Shot in black and white, Jamboree was Warner Brothers’ low-budget bid for a piece of the action. The film was originally slated to be called The Hit Record, and the makers, the independent production company Vanguard, hoped to feature the pioneering rock’n’roll DJ Alan Freed, who had played himself in the first three of the above movies and also starred in the 1957 flick Mister Rock’n’Roll, but negotiations with him fell through.

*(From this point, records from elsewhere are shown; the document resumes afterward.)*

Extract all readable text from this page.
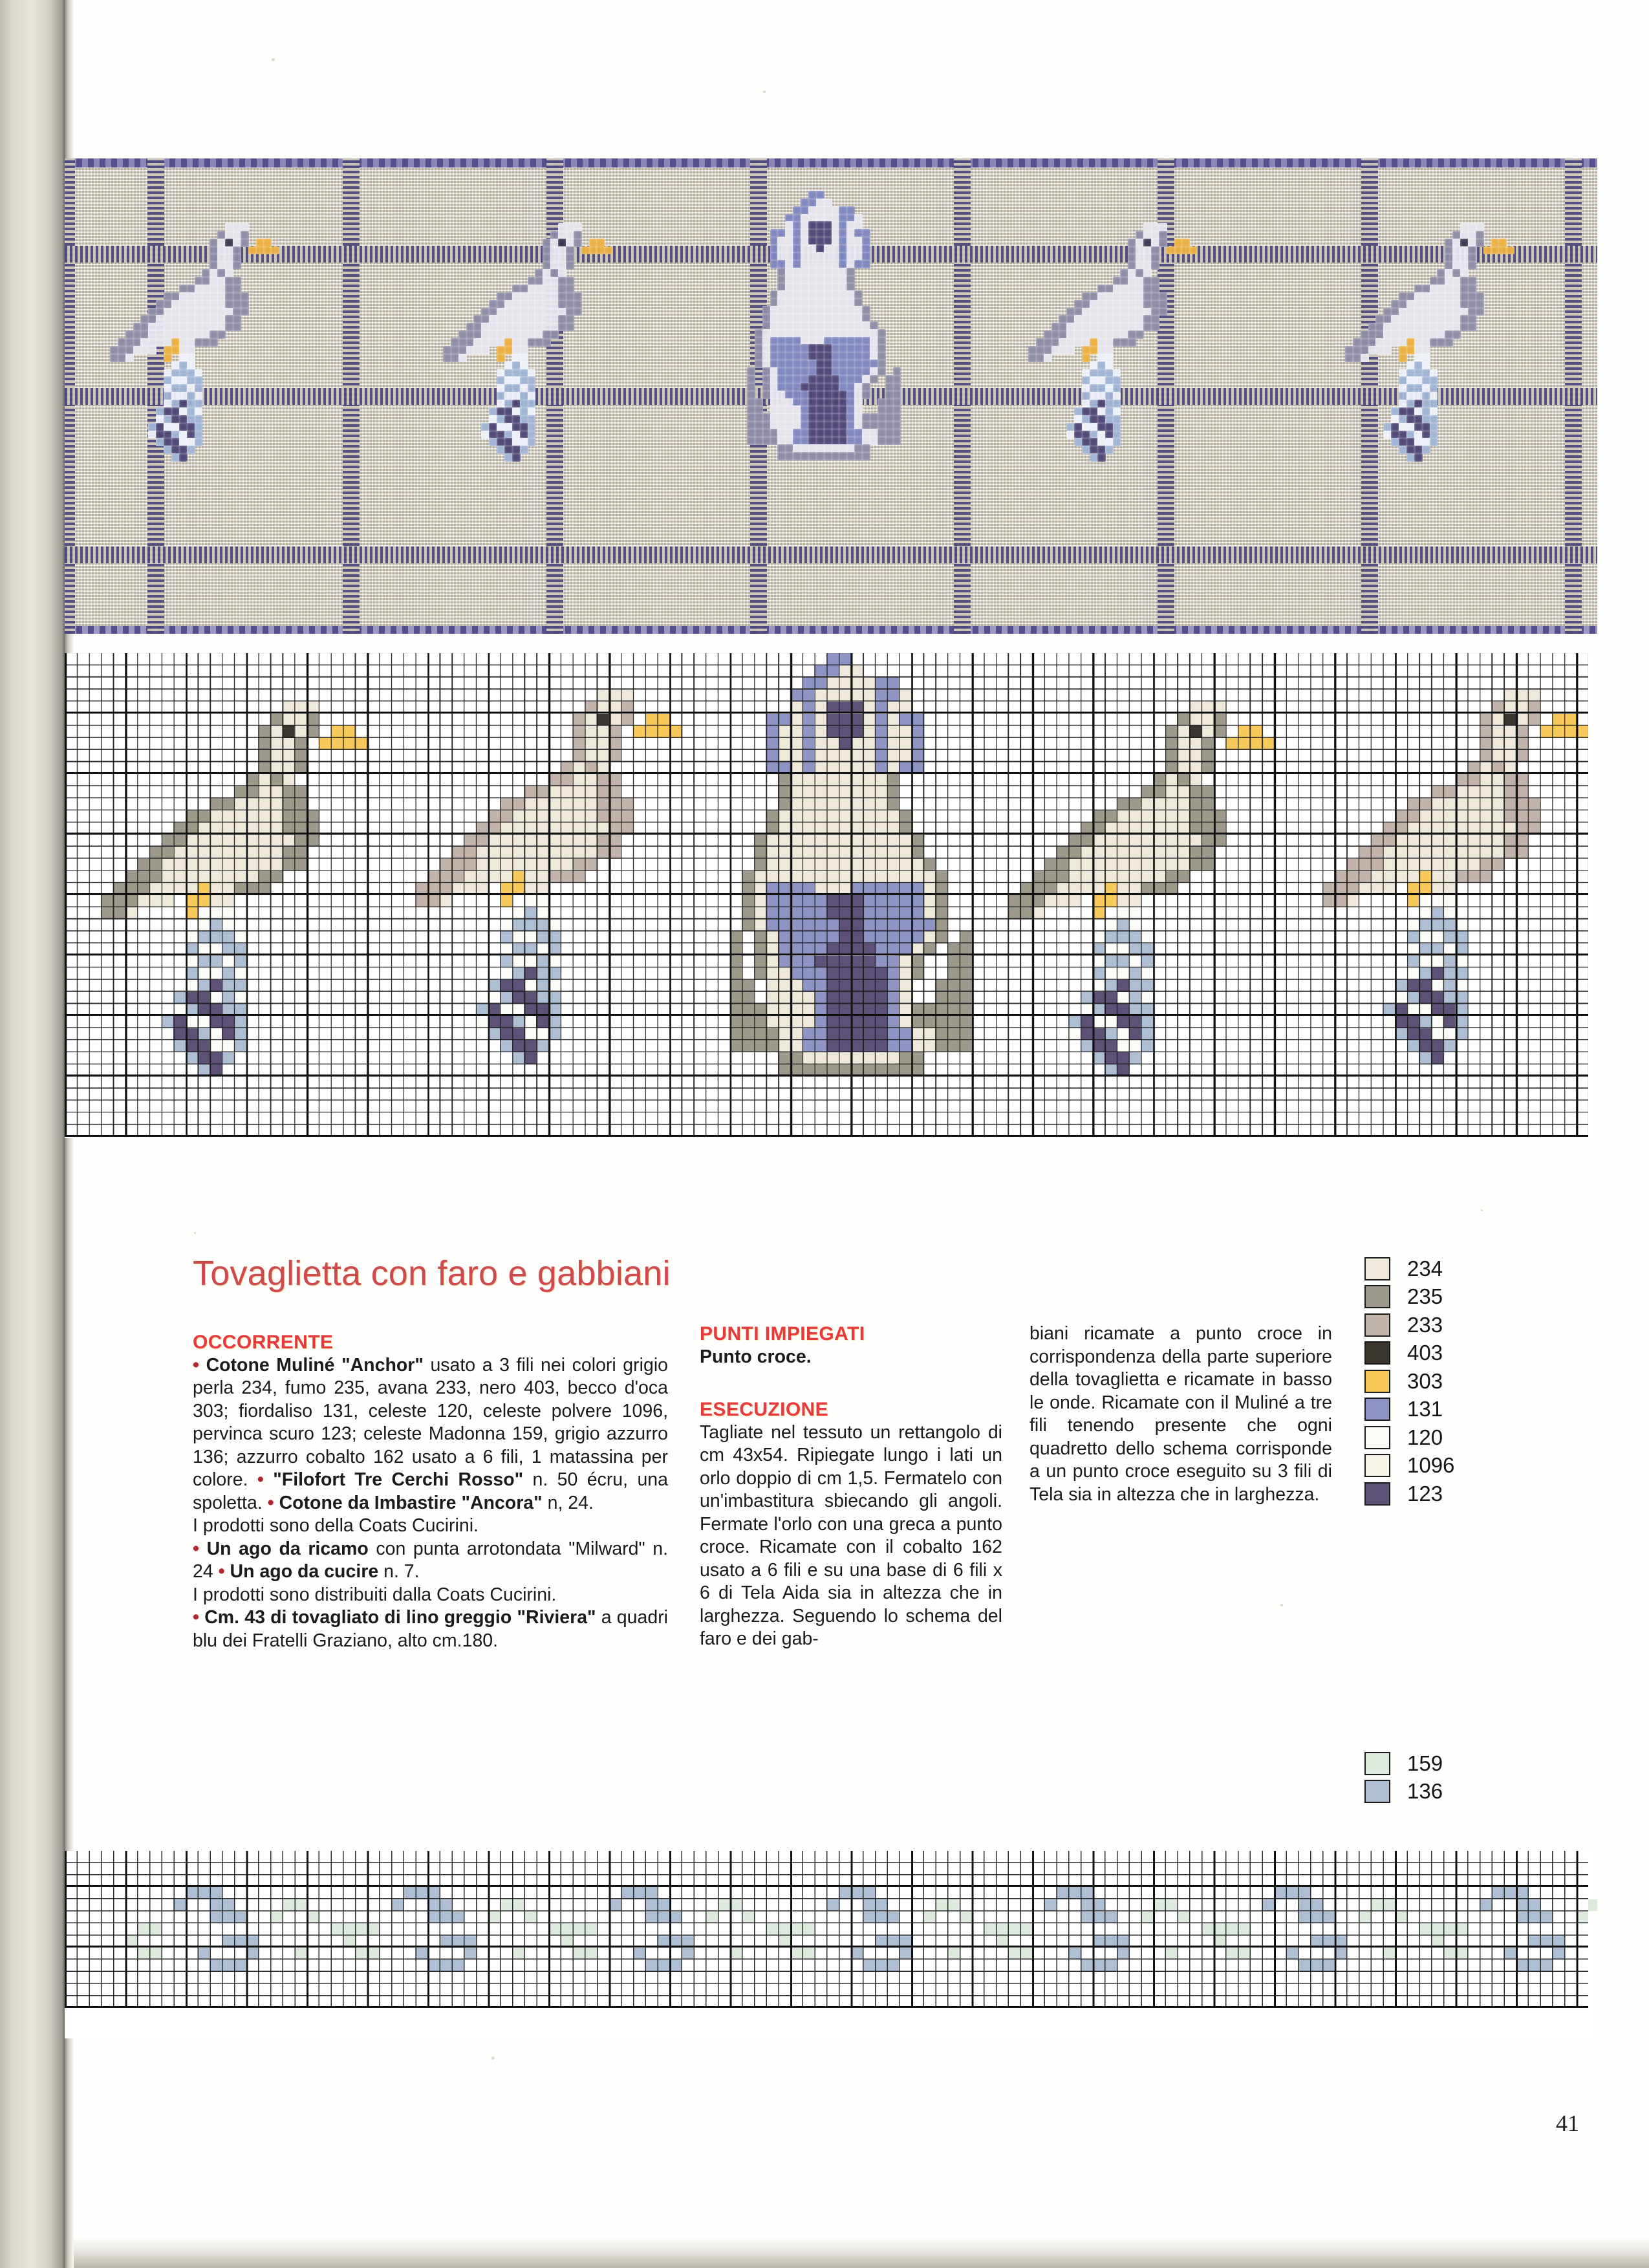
Tovaglietta con faro e gabbiani

OCCORRENTE

• Cotone Muliné "Anchor" usato a 3 fili nei colori grigio perla 234, fumo 235, avana 233, nero 403, becco d'oca 303; fiordaliso 131, celeste 120, celeste polvere 1096, pervinca scuro 123; celeste Madonna 159, grigio azzurro 136; azzurro cobalto 162 usato a 6 fili, 1 matassina per colore. • "Filofort Tre Cerchi Rosso" n. 50 écru, una spoletta. • Cotone da Imbastire "Ancora" n, 24.

I prodotti sono della Coats Cucirini.

• Un ago da ricamo con punta arrotondata "Milward" n. 24 • Un ago da cucire n. 7.

I prodotti sono distribuiti dalla Coats Cucirini.

• Cm. 43 di tovagliato di lino greggio "Riviera" a quadri blu dei Fratelli Graziano, alto cm.180.

PUNTI IMPIEGATI

Punto croce.

ESECUZIONE

Tagliate nel tessuto un rettangolo di cm 43x54. Ripiegate lungo i lati un orlo doppio di cm 1,5. Fermatelo con un'imbastitura sbiecando gli angoli. Fermate l'orlo con una greca a punto croce. Ricamate con il cobalto 162 usato a 6 fili e su una base di 6 fili x 6 di Tela Aida sia in altezza che in larghezza. Seguendo lo schema del faro e dei gab-

biani ricamate a punto croce in corrispondenza della parte superiore della tovaglietta e ricamate in basso le onde. Ricamate con il Muliné a tre fili tenendo presente che ogni quadretto dello schema corrisponde a un punto croce eseguito su 3 fili di Tela sia in altezza che in larghezza.

234
235
233
403
303
131
120
1096
123
159
136
41
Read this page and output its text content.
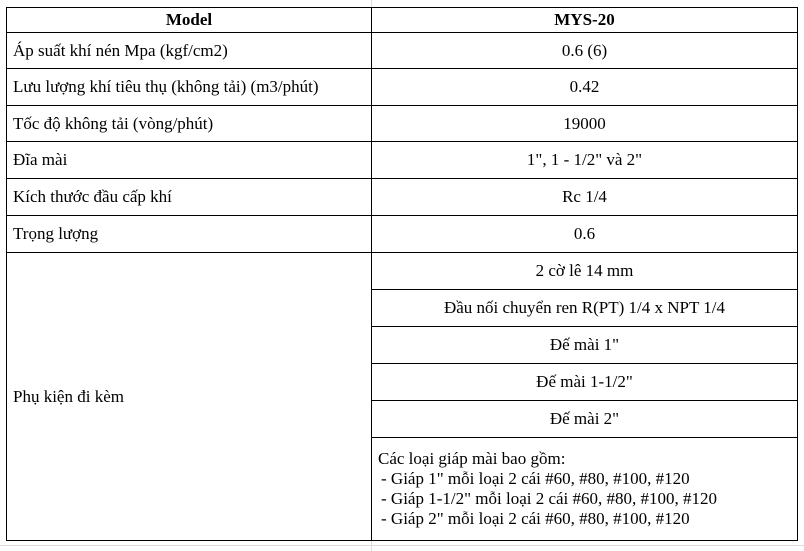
Model	MYS-20
Áp suất khí nén Mpa (kgf/cm2)	0.6 (6)
Lưu lượng khí tiêu thụ (không tải) (m3/phút)	0.42
Tốc độ không tải (vòng/phút)	19000
Đĩa mài	1", 1 - 1/2" và 2"
Kích thước đầu cấp khí	Rc 1/4
Trọng lượng	0.6
Phụ kiện đi kèm	2 cờ lê 14 mm
	Đầu nối chuyển ren R(PT) 1/4 x NPT 1/4
	Đế mài 1"
	Đế mài 1-1/2"
	Đế mài 2"

	Các loại giáp mài bao gồm:
- Giáp 1" mỗi loại 2 cái #60, #80, #100, #120
- Giáp 1-1/2" mỗi loại 2 cái #60, #80, #100, #120
- Giáp 2" mỗi loại 2 cái #60, #80, #100, #120
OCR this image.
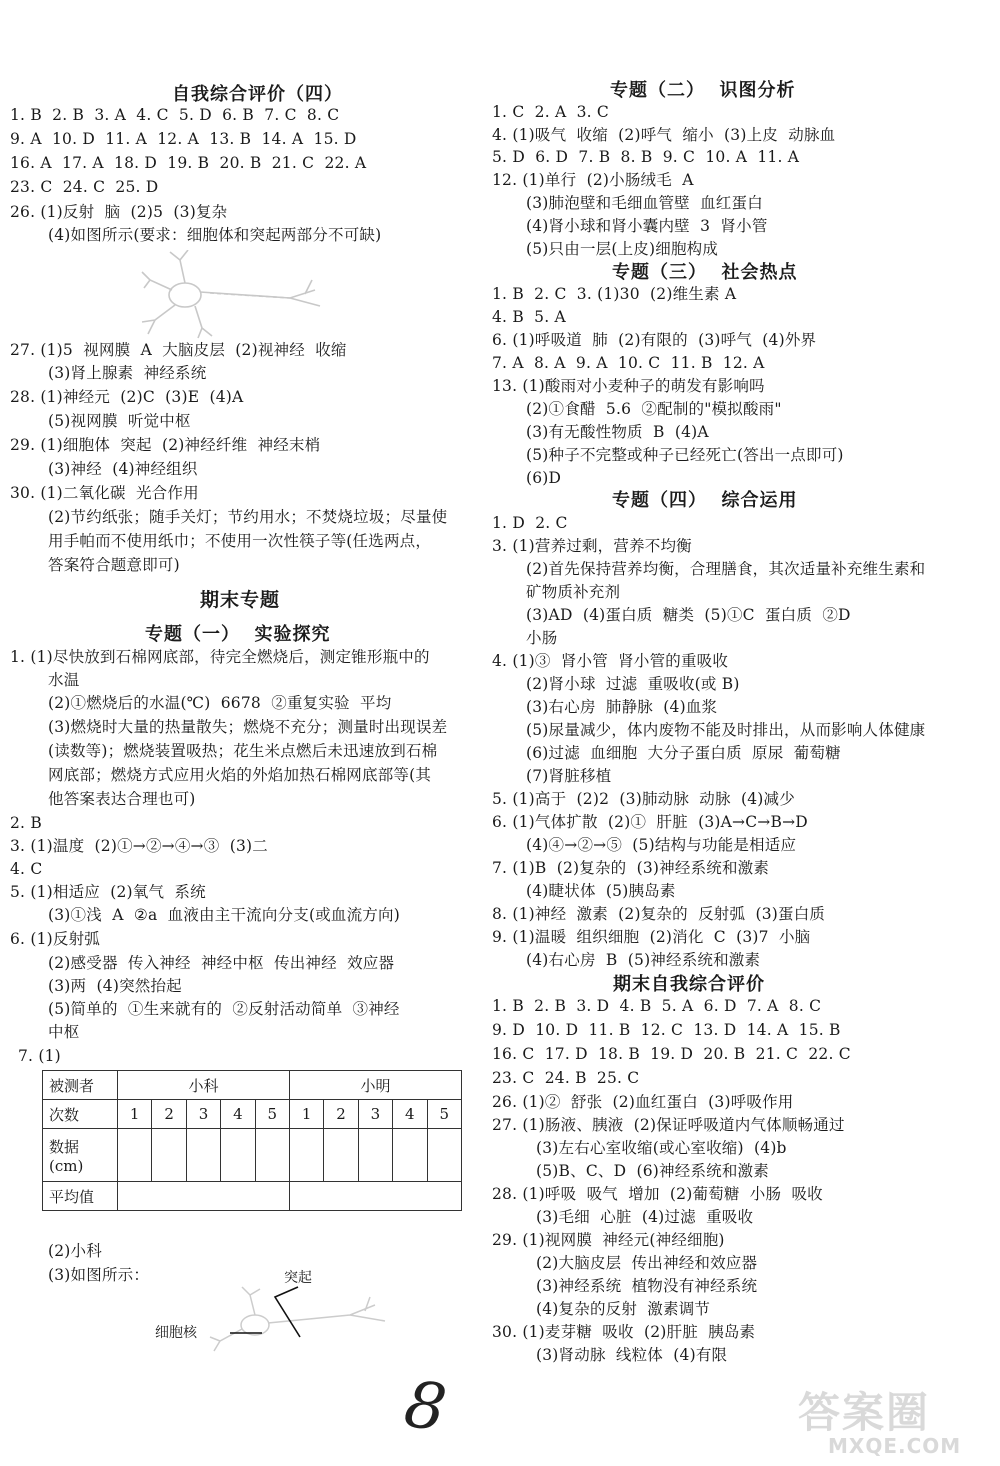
自我综合评价（四）
1. B  2. B  3. A  4. C  5. D  6. B  7. C  8. C
9. A  10. D  11. A  12. A  13. B  14. A  15. D
16. A  17. A  18. D  19. B  20. B  21. C  22. A
23. C  24. C  25. D
26. (1)反射  脑  (2)5  (3)复杂
(4)如图所示(要求：细胞体和突起两部分不可缺)
27. (1)5  视网膜  A  大脑皮层  (2)视神经  收缩
(3)肾上腺素  神经系统
28. (1)神经元  (2)C  (3)E  (4)A
(5)视网膜  听觉中枢
29. (1)细胞体  突起  (2)神经纤维  神经末梢
(3)神经  (4)神经组织
30. (1)二氧化碳  光合作用
(2)节约纸张；随手关灯；节约用水；不焚烧垃圾；尽量使
用手帕而不使用纸巾；不使用一次性筷子等(任选两点，
答案符合题意即可)
期末专题
专题（一）  实验探究
1. (1)尽快放到石棉网底部，待完全燃烧后，测定锥形瓶中的
水温
(2)①燃烧后的水温(℃)  6678  ②重复实验  平均
(3)燃烧时大量的热量散失；燃烧不充分；测量时出现误差
(读数等)；燃烧装置吸热；花生米点燃后未迅速放到石棉
网底部；燃烧方式应用火焰的外焰加热石棉网底部等(其
他答案表达合理也可)
2. B
3. (1)温度  (2)①→②→④→③  (3)二
4. C
5. (1)相适应  (2)氧气  系统
(3)①浅  A  ②a  血液由主干流向分支(或血流方向)
6. (1)反射弧
(2)感受器  传入神经  神经中枢  传出神经  效应器
(3)两  (4)突然抬起
(5)简单的  ①生来就有的  ②反射活动简单  ③神经
中枢
7. (1)
被测者	小科					小明				
次数	1	2	3	4	5	1	2	3	4	5

数据
(cm)										

平均值										
(2)小科
(3)如图所示：	突起
细胞核
专题（二）  识图分析
1. C  2. A  3. C
4. (1)吸气  收缩  (2)呼气  缩小  (3)上皮  动脉血
5. D  6. D  7. B  8. B  9. C  10. A  11. A
12. (1)单行  (2)小肠绒毛  A
(3)肺泡壁和毛细血管壁  血红蛋白
(4)肾小球和肾小囊内壁  3  肾小管
(5)只由一层(上皮)细胞构成
专题（三）  社会热点
1. B  2. C  3. (1)30  (2)维生素 A
4. B  5. A
6. (1)呼吸道  肺  (2)有限的  (3)呼气  (4)外界
7. A  8. A  9. A  10. C  11. B  12. A
13. (1)酸雨对小麦种子的萌发有影响吗
(2)①食醋  5.6  ②配制的"模拟酸雨"
(3)有无酸性物质  B  (4)A
(5)种子不完整或种子已经死亡(答出一点即可)
(6)D
专题（四）  综合运用
1. D  2. C
3. (1)营养过剩，营养不均衡
(2)首先保持营养均衡，合理膳食，其次适量补充维生素和
矿物质补充剂
(3)AD  (4)蛋白质  糖类  (5)①C  蛋白质  ②D
小肠
4. (1)③  肾小管  肾小管的重吸收
(2)肾小球  过滤  重吸收(或 B)
(3)右心房  肺静脉  (4)血浆
(5)尿量减少，体内废物不能及时排出，从而影响人体健康
(6)过滤  血细胞  大分子蛋白质  原尿  葡萄糖
(7)肾脏移植
5. (1)高于  (2)2  (3)肺动脉  动脉  (4)减少
6. (1)气体扩散  (2)①  肝脏  (3)A→C→B→D
(4)④→②→⑤  (5)结构与功能是相适应
7. (1)B  (2)复杂的  (3)神经系统和激素
(4)睫状体  (5)胰岛素
8. (1)神经  激素  (2)复杂的  反射弧  (3)蛋白质
9. (1)温暖  组织细胞  (2)消化  C  (3)7  小脑
(4)右心房  B  (5)神经系统和激素
期末自我综合评价
1. B  2. B  3. D  4. B  5. A  6. D  7. A  8. C
9. D  10. D  11. B  12. C  13. D  14. A  15. B
16. C  17. D  18. B  19. D  20. B  21. C  22. C
23. C  24. B  25. C
26. (1)②  舒张  (2)血红蛋白  (3)呼吸作用
27. (1)肠液、胰液  (2)保证呼吸道内气体顺畅通过
(3)左右心室收缩(或心室收缩)  (4)b
(5)B、C、D  (6)神经系统和激素
28. (1)呼吸  吸气  增加  (2)葡萄糖  小肠  吸收
(3)毛细  心脏  (4)过滤  重吸收
29. (1)视网膜  神经元(神经细胞)
(2)大脑皮层  传出神经和效应器
(3)神经系统  植物没有神经系统
(4)复杂的反射  激素调节
30. (1)麦芽糖  吸收  (2)肝脏  胰岛素
(3)肾动脉  线粒体  (4)有限
8	答案圈
MXQE.COM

Instead they hit upon the idea of hiring some 18 DJs, with one each to introduce the musical stars. It was a smart move that ensured all the jocks would promote the picture in their territories throughout the United States, Canada and Europe. The number of featured presenters, meanwhile, caused the film to be titled Disc Jockey Jamboree in the UK.

The only one of the record-spinners remembered today is Dick Clark whose Philadelphia TV show American Bandstand began broadcasting nationally shortly before Jamboree’s release. The one who stands out, however, is Jocko Henderson – “the ace from outer space” as Clark calls him – who introduces Lewis Lymon And The Teenchords while wearing a spacesuit.

The story, by Leonard Kantor and Milton Subotsky, features two teenage singers, Honey Wynn (Freda Holloway in her only film role) and Pete Porter (Paul Carr), who form a successful duo only to have their managers, a former married couple played by Robert Pastene and Kay Medford, try to split them up because of their own rivalry.

Pastene was best known for playing Buck Rogers in the space hero’s first TV adaptation in 1950. Coincidentally, Carr would play a supporting role in the 1981 series of Buck Rogers In The 25th Century. Medford is the most charismatic of the actors and went on to be nominated for a Tony and an Oscar for her roles in the 60s Broadway show and film Funny Girl.

While the dramatic element is insubstantial, the leads perform a sweet ballad, Who Are We To Say, that benefits from the personable Holloway miming to the voice of Connie Francis, while Carr does his own singing.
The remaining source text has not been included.